NHS, Pharmacies Warn of Possible Delays After Global Tech Outage

The warning comes after the trade union for doctors said normal GP service will not be resumed immediately as the outage had caused a ‘considerable backlog.’
NHS, Pharmacies Warn of Possible Delays After Global Tech Outage
A general view of staff on a NHS hospital ward at Ealing Hospital in London, England, on Jan. 18, 2023. PA
Victoria Friedman
Updated:
0:00
NHS England and pharmacies have warned of possible delays to services as they recover from the aftermath of Friday’s global IT outage which also affected airports, media outlets, and banks.

An NHS spokesperson said on Monday that while systems were now back online, “there may still be some delays as services recover, particularly with GPs needing to rebook appointments.”

“Patients with an NHS appointment this week should continue to attend unless told not to,” the spokesperson said, adding that the NHS hoped to keep disruption to a minimum.

Nick Kaye, the chairman of the National Pharmacy Association, also said that as pharmacists recover from last week’s outage, “we expect service in some community pharmacies to be slower than usual today.”

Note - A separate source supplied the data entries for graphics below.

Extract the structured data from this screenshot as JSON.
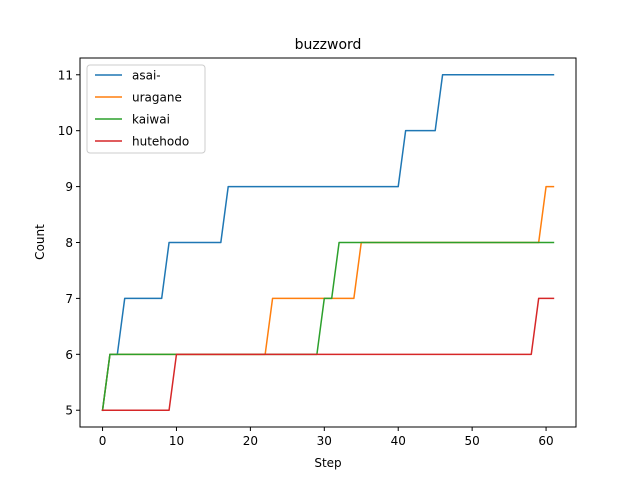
{
  "chart_data": {
    "type": "line",
    "title": "buzzword",
    "xlabel": "Step",
    "ylabel": "Count",
    "xlim": [
      -3.05,
      64.05
    ],
    "ylim": [
      4.7,
      11.3
    ],
    "xticks": [
      0,
      10,
      20,
      30,
      40,
      50,
      60
    ],
    "yticks": [
      5,
      6,
      7,
      8,
      9,
      10,
      11
    ],
    "grid": false,
    "legend_position": "top-left",
    "series": [
      {
        "name": "asai-",
        "color": "#1f77b4",
        "x": [
          0,
          1,
          2,
          3,
          8,
          9,
          16,
          17,
          40,
          41,
          45,
          46,
          61
        ],
        "y": [
          5,
          6,
          6,
          7,
          7,
          8,
          8,
          9,
          9,
          10,
          10,
          11,
          11
        ]
      },
      {
        "name": "uragane",
        "color": "#ff7f0e",
        "x": [
          0,
          1,
          22,
          23,
          34,
          35,
          59,
          60,
          61
        ],
        "y": [
          5,
          6,
          6,
          7,
          7,
          8,
          8,
          9,
          9
        ]
      },
      {
        "name": "kaiwai",
        "color": "#2ca02c",
        "x": [
          0,
          1,
          29,
          30,
          31,
          32,
          61
        ],
        "y": [
          5,
          6,
          6,
          7,
          7,
          8,
          8
        ]
      },
      {
        "name": "hutehodo",
        "color": "#d62728",
        "x": [
          0,
          9,
          10,
          58,
          59,
          61
        ],
        "y": [
          5,
          5,
          6,
          6,
          7,
          7
        ]
      }
    ]
  }
}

“Please be patient with your local pharmacy team if you are visiting them, as they may still be prioritising emergency prescriptions from their local GP surgeries as well as experiencing increased demand as services return to normal,” Mr. Nick said.

The IT outages were triggered on Friday by a defect in a content update for Windows hosts from the cybersecurity firm CrowdStrike. The issue caused many services to go offline globally, leaving devices displaying a “blue screen of death”—which indicates a critical error led to a system crash—instead of rebooting and functioning normally.

‘Considerable Backlog’

The warning came after the British Medical Association (BMA), the trade union for doctors, said on Sunday that GP services “cannot be resumed immediately” after the incident caused a “considerable backlog.”

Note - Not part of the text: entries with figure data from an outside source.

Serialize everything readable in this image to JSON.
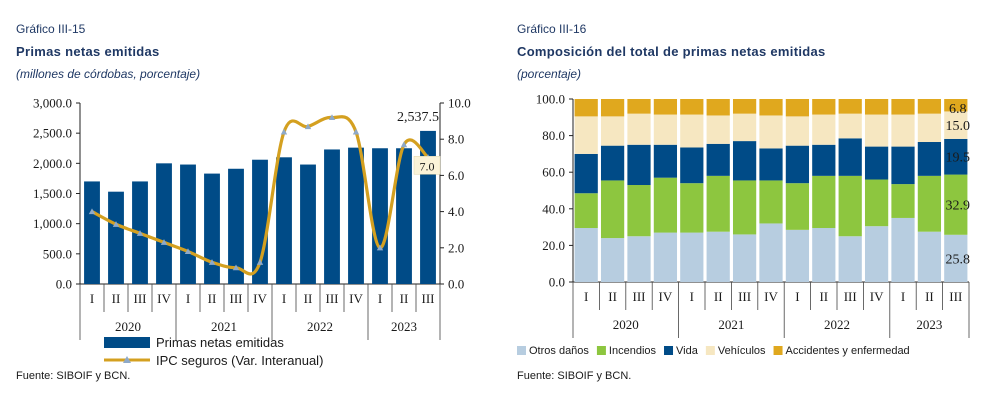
{
  "left": {
    "figure_number": "Gráfico III-15",
    "title": "Primas netas emitidas",
    "subtitle": "(millones de córdobas, porcentaje)",
    "source": "Fuente: SIBOIF y BCN."
  },
  "right": {
    "figure_number": "Gráfico III-16",
    "title": "Composición del total de primas netas emitidas",
    "subtitle": "(porcentaje)",
    "source": "Fuente: SIBOIF y BCN."
  },
  "chart_data": [
    {
      "type": "bar",
      "categories": [
        "I",
        "II",
        "III",
        "IV",
        "I",
        "II",
        "III",
        "IV",
        "I",
        "II",
        "III",
        "IV",
        "I",
        "II",
        "III"
      ],
      "year_groups": [
        {
          "label": "2020",
          "count": 4
        },
        {
          "label": "2021",
          "count": 4
        },
        {
          "label": "2022",
          "count": 4
        },
        {
          "label": "2023",
          "count": 3
        }
      ],
      "series": [
        {
          "name": "Primas netas emitidas",
          "type": "bar",
          "axis": "left",
          "color": "#004b87",
          "values": [
            1700,
            1530,
            1700,
            2000,
            1980,
            1830,
            1910,
            2060,
            2100,
            1980,
            2230,
            2260,
            2250,
            2250,
            2537.5
          ]
        },
        {
          "name": "IPC seguros (Var. Interanual)",
          "type": "line",
          "axis": "right",
          "color": "#d4a020",
          "values": [
            4.0,
            3.3,
            2.8,
            2.3,
            1.8,
            1.2,
            0.9,
            1.2,
            8.4,
            8.7,
            9.2,
            8.4,
            2.0,
            7.7,
            7.0
          ]
        }
      ],
      "y_left": {
        "ylim": [
          0,
          3000
        ],
        "ticks": [
          "0.0",
          "500.0",
          "1,000.0",
          "1,500.0",
          "2,000.0",
          "2,500.0",
          "3,000.0"
        ]
      },
      "y_right": {
        "ylim": [
          0,
          10
        ],
        "ticks": [
          "0.0",
          "2.0",
          "4.0",
          "6.0",
          "8.0",
          "10.0"
        ]
      },
      "data_labels": {
        "bar_last": "2,537.5",
        "line_last": "7.0"
      },
      "legend_position": "bottom"
    },
    {
      "type": "bar",
      "stacked": true,
      "categories": [
        "I",
        "II",
        "III",
        "IV",
        "I",
        "II",
        "III",
        "IV",
        "I",
        "II",
        "III",
        "IV",
        "I",
        "II",
        "III"
      ],
      "year_groups": [
        {
          "label": "2020",
          "count": 4
        },
        {
          "label": "2021",
          "count": 4
        },
        {
          "label": "2022",
          "count": 4
        },
        {
          "label": "2023",
          "count": 3
        }
      ],
      "series": [
        {
          "name": "Otros daños",
          "color": "#b7cde0",
          "values": [
            29.5,
            24.0,
            25.0,
            27.0,
            27.0,
            27.5,
            26.0,
            32.0,
            28.5,
            29.5,
            25.0,
            30.5,
            35.0,
            27.5,
            25.8
          ]
        },
        {
          "name": "Incendios",
          "color": "#8dc63f",
          "values": [
            19.0,
            31.5,
            28.0,
            30.0,
            27.0,
            30.5,
            29.5,
            23.5,
            25.5,
            28.5,
            33.0,
            25.5,
            18.5,
            30.5,
            32.9
          ]
        },
        {
          "name": "Vida",
          "color": "#004b87",
          "values": [
            21.5,
            19.0,
            22.0,
            18.0,
            19.5,
            17.5,
            21.5,
            17.5,
            20.5,
            17.0,
            20.5,
            18.0,
            20.5,
            18.5,
            19.5
          ]
        },
        {
          "name": "Vehículos",
          "color": "#f6e7c1",
          "values": [
            20.5,
            16.0,
            17.0,
            16.5,
            18.0,
            15.5,
            15.0,
            18.0,
            16.0,
            16.5,
            13.5,
            17.5,
            17.5,
            15.5,
            15.0
          ]
        },
        {
          "name": "Accidentes y enfermedad",
          "color": "#e0a81e",
          "values": [
            9.5,
            9.5,
            8.0,
            8.5,
            8.5,
            9.0,
            8.0,
            9.0,
            9.5,
            8.5,
            8.0,
            8.5,
            8.5,
            8.0,
            6.8
          ]
        }
      ],
      "y": {
        "ylim": [
          0,
          100
        ],
        "ticks": [
          "0.0",
          "20.0",
          "40.0",
          "60.0",
          "80.0",
          "100.0"
        ]
      },
      "data_labels": [
        "25.8",
        "32.9",
        "19.5",
        "15.0",
        "6.8"
      ],
      "legend_position": "bottom"
    }
  ]
}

On Friday, GP surgeries reported they could not book appointments or access patient files on their records system, supplied by EMIS.

Dr. David Wrigley, deputy chairman of GPC England, the GPs’ representative body at the BMA, said that without a computerised clinical system, many surgeries were forced to go back to using pen and paper. As a result, much of the work that needed to be completed on Friday has been shifted onto this week.

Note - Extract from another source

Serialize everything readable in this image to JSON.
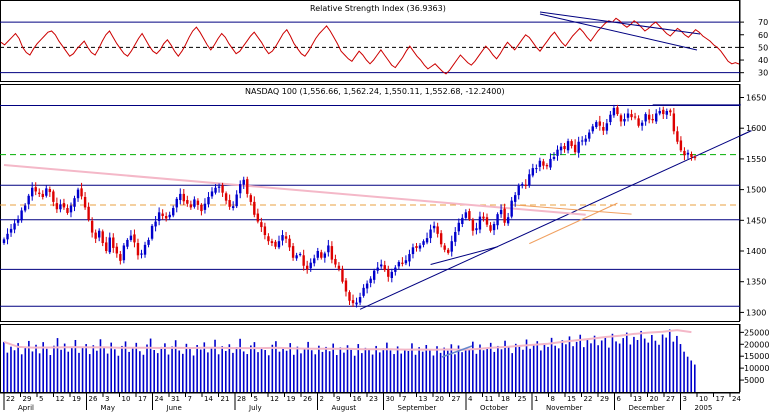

“Even if we could guarantee it could be fully fixed on Monday, GPs would still need time to catch up from lost work over the weekend, and NHSE (National Health Service England) should make clear to patients that normal service cannot be resumed immediately,” Dr. Wrigley added.

The BMA said its GP committee would be working with EMIS to secure a “better system of IT back-up” to ensure this “disaster” is not repeated.

Affected Less Than 1 Percent of All Windows Machines

CrowdStrike has issued a fix, with the cybersecurity company saying on Sunday that a “significant number” of the some 8.5 million affected Windows devices were now back online.

While Windows estimated that the CrowdStrike incident affected less than 1 percent of all Windows machines, the economic and societal impacts were widespread, because many enterprises which operate critical services use CrowdStrike.

Linux and Mac operating systems were not affected.

CrowdStrike was quick to assure clients and the public on Friday that global outages were not due to a cyber attack.
George Kurtz, CEO of CrowdStrike, said he was “deeply sorry” for the disruption caused.

Synnovis Ransomware Attack

Recovering from the CrowdStrike incident is just the latest cyber issue that has affected the NHS in recent months.
In June, hackers attacked Synnovis, which provides blood testing services, with ransomware, affecting IT systems at several London hospitals.

The incident resulted in the NHS making an urgent appeal for universal blood donors, because the cyber attack meant hospitals were not able to match blood types with patients as quickly as usual.

The NHS later confirmed that criminals had published some stolen data online.

Disruption to services has lasted for weeks, and as a result of the attack, thousands of appointments and operations were postponed.
In March, NHS Dumfries and Galloway reported a “focused and ongoing cyberattack,” which resulted in the release of data relating to a small number of patients.

Other cyber attacks have been perpetrated against the health service in recent years. In August 2022, Advanced, which supplies vital systems for the NHS, suffered a cyber breach. As a result a number of systems, including the NHS 111 service and software used to check in patients and maintain medical notes, were taken offline. And in 2017, a WannaCry ransomware attack hit the NHS and affected 80 out of 236 hospital trusts across England.

PA Media contributed to this report.